To begin with you have to define the equivalence concept. One may think that two models are equivalent when they do produce almost the same forecasting accuracy (this one would be relevant for time series and panel data), another one could be interested in if the fits from the model are close. The former is the object for different cross-validation (jack-knife usually or some out-of-sample tests, Rob's accuracy()
do this nicely), the latter goes for the minimization of some information criterion.
In microeconometrics the choice is $BIC$, though you may also consider $AIC$ if you are working with small sample sizes. Note, that the choice based on minimization of information criterion is also relevant for nested models.
A nice discussion is given in must-have-it book by Cameron and Trivedi (Chapter 8.5 provides excellent review of the methods), more specific theoretical details are found in Hong and Preston here.

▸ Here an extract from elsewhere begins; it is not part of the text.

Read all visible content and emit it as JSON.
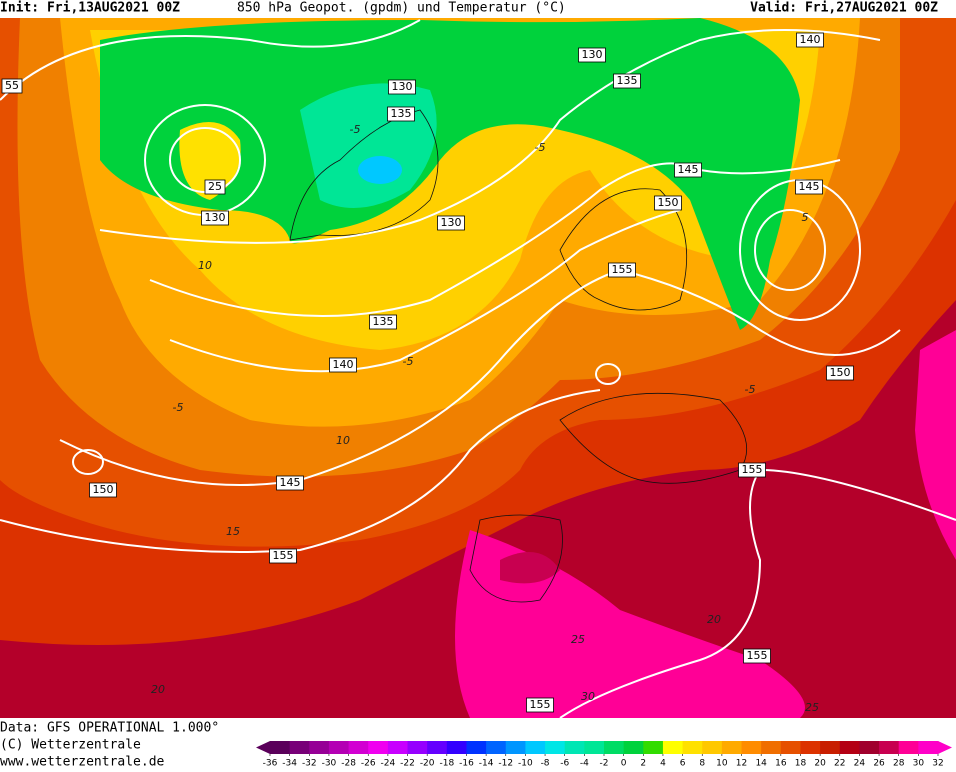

Roughly speaking, choosing from two models the more parsimonious (having less parameters to estimate, therefore more degrees of freedom) will be suggested as preferable. An information criterion introduces a special penalty function that restricts the inclusion of additional explanatory variables into linear model conceptually similar to the restrictions introduced by adjusted $R^2$.

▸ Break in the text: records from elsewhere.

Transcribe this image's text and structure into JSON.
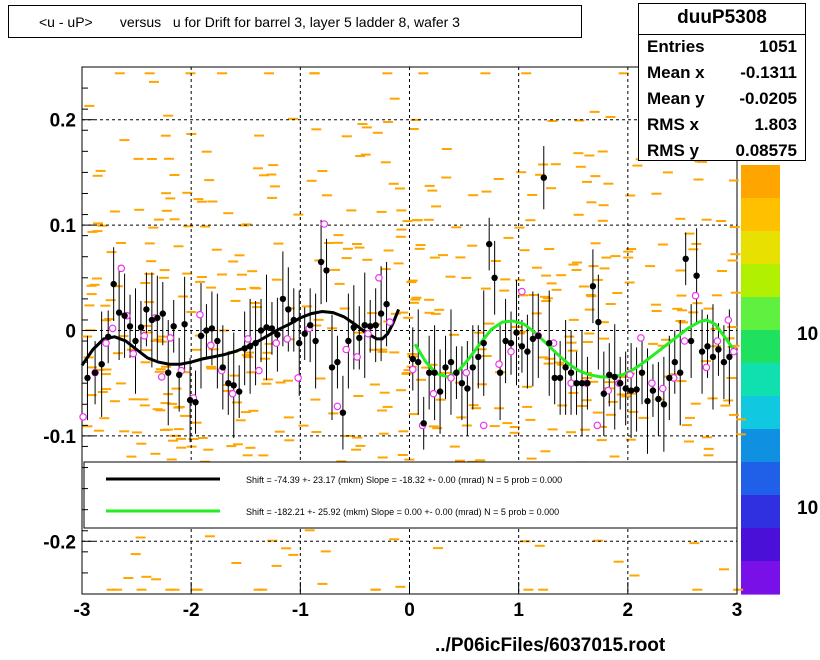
{
  "title": "<u - uP>       versus   u for Drift for barrel 3, layer 5 ladder 8, wafer 3",
  "stats": {
    "name": "duuP5308",
    "rows": [
      {
        "label": "Entries",
        "value": "1051"
      },
      {
        "label": "Mean x",
        "value": "-0.1311"
      },
      {
        "label": "Mean y",
        "value": "-0.0205"
      },
      {
        "label": "RMS x",
        "value": "1.803"
      },
      {
        "label": "RMS y",
        "value": "0.08575"
      }
    ]
  },
  "legend": [
    {
      "color": "#000000",
      "text": "Shift =   -74.39 +- 23.17 (mkm) Slope =   -18.32 +- 0.00 (mrad)  N = 5 prob = 0.000"
    },
    {
      "color": "#22ee22",
      "text": "Shift =  -182.21 +- 25.92 (mkm) Slope =     0.00 +- 0.00 (mrad)  N = 5 prob = 0.000"
    }
  ],
  "footer": "../P06icFiles/6037015.root",
  "palette_labels": [
    "10",
    "10"
  ],
  "colors": {
    "hist": "#ffa500",
    "black_fit": "#000000",
    "green_fit": "#22ee22",
    "open_marker": "#ee33ee"
  },
  "chart_data": {
    "type": "scatter",
    "xlim": [
      -3,
      3
    ],
    "ylim": [
      -0.25,
      0.25
    ],
    "x_ticks": [
      -3,
      -2,
      -1,
      0,
      1,
      2,
      3
    ],
    "x_tick_labels": [
      "-3",
      "-2",
      "-1",
      "0",
      "1",
      "2",
      "3"
    ],
    "y_ticks": [
      -0.2,
      -0.1,
      0,
      0.1,
      0.2
    ],
    "y_tick_labels": [
      "-0.2",
      "-0.1",
      "0",
      "0.1",
      "0.2"
    ],
    "grid": true,
    "black_points": [
      [
        -2.95,
        -0.045
      ],
      [
        -2.88,
        -0.04
      ],
      [
        -2.82,
        -0.032
      ],
      [
        -2.76,
        -0.006
      ],
      [
        -2.71,
        0.044
      ],
      [
        -2.66,
        0.017
      ],
      [
        -2.61,
        0.014
      ],
      [
        -2.56,
        0.004
      ],
      [
        -2.51,
        -0.01
      ],
      [
        -2.46,
        0.003
      ],
      [
        -2.41,
        0.02
      ],
      [
        -2.36,
        0.01
      ],
      [
        -2.31,
        0.012
      ],
      [
        -2.26,
        0.016
      ],
      [
        -2.21,
        -0.04
      ],
      [
        -2.16,
        0.004
      ],
      [
        -2.11,
        -0.042
      ],
      [
        -2.06,
        0.006
      ],
      [
        -2.01,
        -0.066
      ],
      [
        -1.96,
        -0.068
      ],
      [
        -1.91,
        -0.005
      ],
      [
        -1.86,
        0.0
      ],
      [
        -1.81,
        0.002
      ],
      [
        -1.76,
        -0.01
      ],
      [
        -1.71,
        -0.035
      ],
      [
        -1.66,
        -0.05
      ],
      [
        -1.61,
        -0.052
      ],
      [
        -1.56,
        -0.058
      ],
      [
        -1.51,
        -0.017
      ],
      [
        -1.46,
        -0.015
      ],
      [
        -1.41,
        -0.012
      ],
      [
        -1.36,
        0.0
      ],
      [
        -1.31,
        0.003
      ],
      [
        -1.26,
        0.002
      ],
      [
        -1.21,
        -0.004
      ],
      [
        -1.16,
        0.03
      ],
      [
        -1.11,
        0.02
      ],
      [
        -1.06,
        0.01
      ],
      [
        -1.01,
        -0.012
      ],
      [
        -0.96,
        -0.003
      ],
      [
        -0.91,
        0.005
      ],
      [
        -0.86,
        -0.01
      ],
      [
        -0.81,
        0.065
      ],
      [
        -0.76,
        0.057
      ],
      [
        -0.71,
        -0.035
      ],
      [
        -0.66,
        -0.03
      ],
      [
        -0.61,
        -0.078
      ],
      [
        -0.56,
        -0.01
      ],
      [
        -0.51,
        0.003
      ],
      [
        -0.46,
        -0.007
      ],
      [
        -0.41,
        0.005
      ],
      [
        -0.36,
        0.004
      ],
      [
        -0.31,
        0.005
      ],
      [
        -0.26,
        0.016
      ],
      [
        -0.21,
        0.025
      ],
      [
        0.03,
        -0.027
      ],
      [
        0.08,
        -0.03
      ],
      [
        0.13,
        -0.088
      ],
      [
        0.18,
        -0.04
      ],
      [
        0.23,
        -0.04
      ],
      [
        0.28,
        -0.058
      ],
      [
        0.33,
        -0.035
      ],
      [
        0.38,
        -0.03
      ],
      [
        0.43,
        -0.04
      ],
      [
        0.48,
        -0.05
      ],
      [
        0.53,
        -0.055
      ],
      [
        0.58,
        -0.035
      ],
      [
        0.63,
        -0.025
      ],
      [
        0.68,
        -0.012
      ],
      [
        0.73,
        0.082
      ],
      [
        0.78,
        0.05
      ],
      [
        0.83,
        -0.04
      ],
      [
        0.88,
        -0.01
      ],
      [
        0.93,
        -0.012
      ],
      [
        0.98,
        -0.002
      ],
      [
        1.03,
        -0.015
      ],
      [
        1.08,
        -0.02
      ],
      [
        1.13,
        -0.008
      ],
      [
        1.18,
        -0.005
      ],
      [
        1.23,
        0.145
      ],
      [
        1.28,
        -0.012
      ],
      [
        1.33,
        -0.045
      ],
      [
        1.38,
        -0.045
      ],
      [
        1.43,
        -0.035
      ],
      [
        1.48,
        -0.04
      ],
      [
        1.53,
        -0.05
      ],
      [
        1.58,
        -0.05
      ],
      [
        1.63,
        -0.05
      ],
      [
        1.68,
        0.042
      ],
      [
        1.73,
        0.008
      ],
      [
        1.78,
        -0.06
      ],
      [
        1.83,
        -0.042
      ],
      [
        1.88,
        -0.044
      ],
      [
        1.93,
        -0.05
      ],
      [
        1.98,
        -0.055
      ],
      [
        2.03,
        -0.057
      ],
      [
        2.08,
        -0.056
      ],
      [
        2.13,
        -0.04
      ],
      [
        2.18,
        -0.067
      ],
      [
        2.23,
        -0.057
      ],
      [
        2.28,
        -0.065
      ],
      [
        2.33,
        -0.07
      ],
      [
        2.38,
        -0.045
      ],
      [
        2.43,
        -0.03
      ],
      [
        2.48,
        -0.04
      ],
      [
        2.53,
        0.068
      ],
      [
        2.58,
        -0.01
      ],
      [
        2.63,
        0.052
      ],
      [
        2.68,
        -0.02
      ],
      [
        2.73,
        -0.015
      ],
      [
        2.78,
        -0.025
      ],
      [
        2.83,
        -0.018
      ],
      [
        2.88,
        -0.03
      ],
      [
        2.93,
        -0.025
      ]
    ],
    "open_points": [
      [
        -2.99,
        -0.082
      ],
      [
        -2.88,
        -0.04
      ],
      [
        -2.78,
        -0.012
      ],
      [
        -2.72,
        0.002
      ],
      [
        -2.64,
        0.059
      ],
      [
        -2.59,
        0.014
      ],
      [
        -2.53,
        -0.022
      ],
      [
        -2.43,
        -0.005
      ],
      [
        -2.33,
        0.012
      ],
      [
        -2.27,
        -0.044
      ],
      [
        -2.19,
        -0.007
      ],
      [
        -2.09,
        -0.038
      ],
      [
        -1.98,
        -0.064
      ],
      [
        -1.92,
        0.015
      ],
      [
        -1.82,
        -0.014
      ],
      [
        -1.72,
        -0.038
      ],
      [
        -1.62,
        -0.06
      ],
      [
        -1.48,
        -0.008
      ],
      [
        -1.38,
        -0.038
      ],
      [
        -1.22,
        -0.012
      ],
      [
        -1.12,
        -0.008
      ],
      [
        -1.02,
        -0.045
      ],
      [
        -0.92,
        0.002
      ],
      [
        -0.78,
        0.101
      ],
      [
        -0.66,
        -0.072
      ],
      [
        -0.58,
        -0.018
      ],
      [
        -0.48,
        -0.025
      ],
      [
        -0.38,
        -0.003
      ],
      [
        -0.28,
        0.05
      ],
      [
        -0.18,
        0.008
      ],
      [
        0.03,
        -0.037
      ],
      [
        0.12,
        -0.09
      ],
      [
        0.22,
        -0.06
      ],
      [
        0.38,
        -0.045
      ],
      [
        0.52,
        -0.04
      ],
      [
        0.68,
        -0.09
      ],
      [
        0.82,
        -0.032
      ],
      [
        0.93,
        -0.02
      ],
      [
        1.03,
        0.037
      ],
      [
        1.18,
        -0.005
      ],
      [
        1.32,
        -0.012
      ],
      [
        1.48,
        -0.05
      ],
      [
        1.62,
        -0.05
      ],
      [
        1.72,
        -0.09
      ],
      [
        1.82,
        -0.057
      ],
      [
        1.92,
        -0.05
      ],
      [
        2.02,
        -0.042
      ],
      [
        2.12,
        -0.007
      ],
      [
        2.22,
        -0.05
      ],
      [
        2.32,
        -0.055
      ],
      [
        2.42,
        -0.045
      ],
      [
        2.52,
        -0.01
      ],
      [
        2.62,
        0.033
      ],
      [
        2.72,
        -0.035
      ],
      [
        2.82,
        -0.01
      ],
      [
        2.92,
        0.01
      ],
      [
        2.97,
        -0.02
      ]
    ],
    "black_fit": [
      [
        -3.0,
        -0.033
      ],
      [
        -2.9,
        -0.018
      ],
      [
        -2.8,
        -0.008
      ],
      [
        -2.7,
        -0.006
      ],
      [
        -2.6,
        -0.01
      ],
      [
        -2.5,
        -0.018
      ],
      [
        -2.4,
        -0.026
      ],
      [
        -2.3,
        -0.03
      ],
      [
        -2.2,
        -0.032
      ],
      [
        -2.1,
        -0.032
      ],
      [
        -2.0,
        -0.03
      ],
      [
        -1.9,
        -0.027
      ],
      [
        -1.8,
        -0.025
      ],
      [
        -1.7,
        -0.023
      ],
      [
        -1.6,
        -0.02
      ],
      [
        -1.5,
        -0.016
      ],
      [
        -1.4,
        -0.011
      ],
      [
        -1.3,
        -0.005
      ],
      [
        -1.2,
        0.001
      ],
      [
        -1.1,
        0.006
      ],
      [
        -1.0,
        0.012
      ],
      [
        -0.9,
        0.016
      ],
      [
        -0.8,
        0.018
      ],
      [
        -0.7,
        0.017
      ],
      [
        -0.6,
        0.013
      ],
      [
        -0.5,
        0.006
      ],
      [
        -0.4,
        -0.002
      ],
      [
        -0.3,
        -0.008
      ],
      [
        -0.25,
        -0.008
      ],
      [
        -0.2,
        -0.003
      ],
      [
        -0.15,
        0.007
      ],
      [
        -0.1,
        0.02
      ]
    ],
    "green_fit": [
      [
        0.05,
        -0.013
      ],
      [
        0.15,
        -0.03
      ],
      [
        0.25,
        -0.041
      ],
      [
        0.35,
        -0.044
      ],
      [
        0.45,
        -0.038
      ],
      [
        0.55,
        -0.026
      ],
      [
        0.65,
        -0.012
      ],
      [
        0.75,
        0.001
      ],
      [
        0.85,
        0.008
      ],
      [
        0.95,
        0.009
      ],
      [
        1.05,
        0.006
      ],
      [
        1.15,
        -0.002
      ],
      [
        1.25,
        -0.012
      ],
      [
        1.35,
        -0.022
      ],
      [
        1.45,
        -0.031
      ],
      [
        1.55,
        -0.038
      ],
      [
        1.65,
        -0.042
      ],
      [
        1.75,
        -0.044
      ],
      [
        1.85,
        -0.044
      ],
      [
        1.95,
        -0.042
      ],
      [
        2.05,
        -0.037
      ],
      [
        2.15,
        -0.03
      ],
      [
        2.25,
        -0.022
      ],
      [
        2.35,
        -0.014
      ],
      [
        2.45,
        -0.006
      ],
      [
        2.55,
        0.002
      ],
      [
        2.65,
        0.008
      ],
      [
        2.72,
        0.01
      ],
      [
        2.8,
        0.006
      ],
      [
        2.9,
        -0.008
      ],
      [
        2.97,
        -0.018
      ]
    ]
  }
}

However you may not be just interested in choosing the model that minimizes selected information criterion. Equivalence concept implies that some test statistic should be formulated. Therefore you may go for likelihood ratio tests either Cox or Voung $LR$ tests, Davidson-MacKinnon $J$ test.
Finally, according to the tags, you may be just interested in R
functions:
library(lmtest)
coxtest(fit1, fit2)
jtest(fit1, fit2)
Where fit1
and fit2
are two non-nested fitted linear regression models, coxtest
is the Cox $LR$ test, and jtest
Davidson-MacKinnon $J$ test.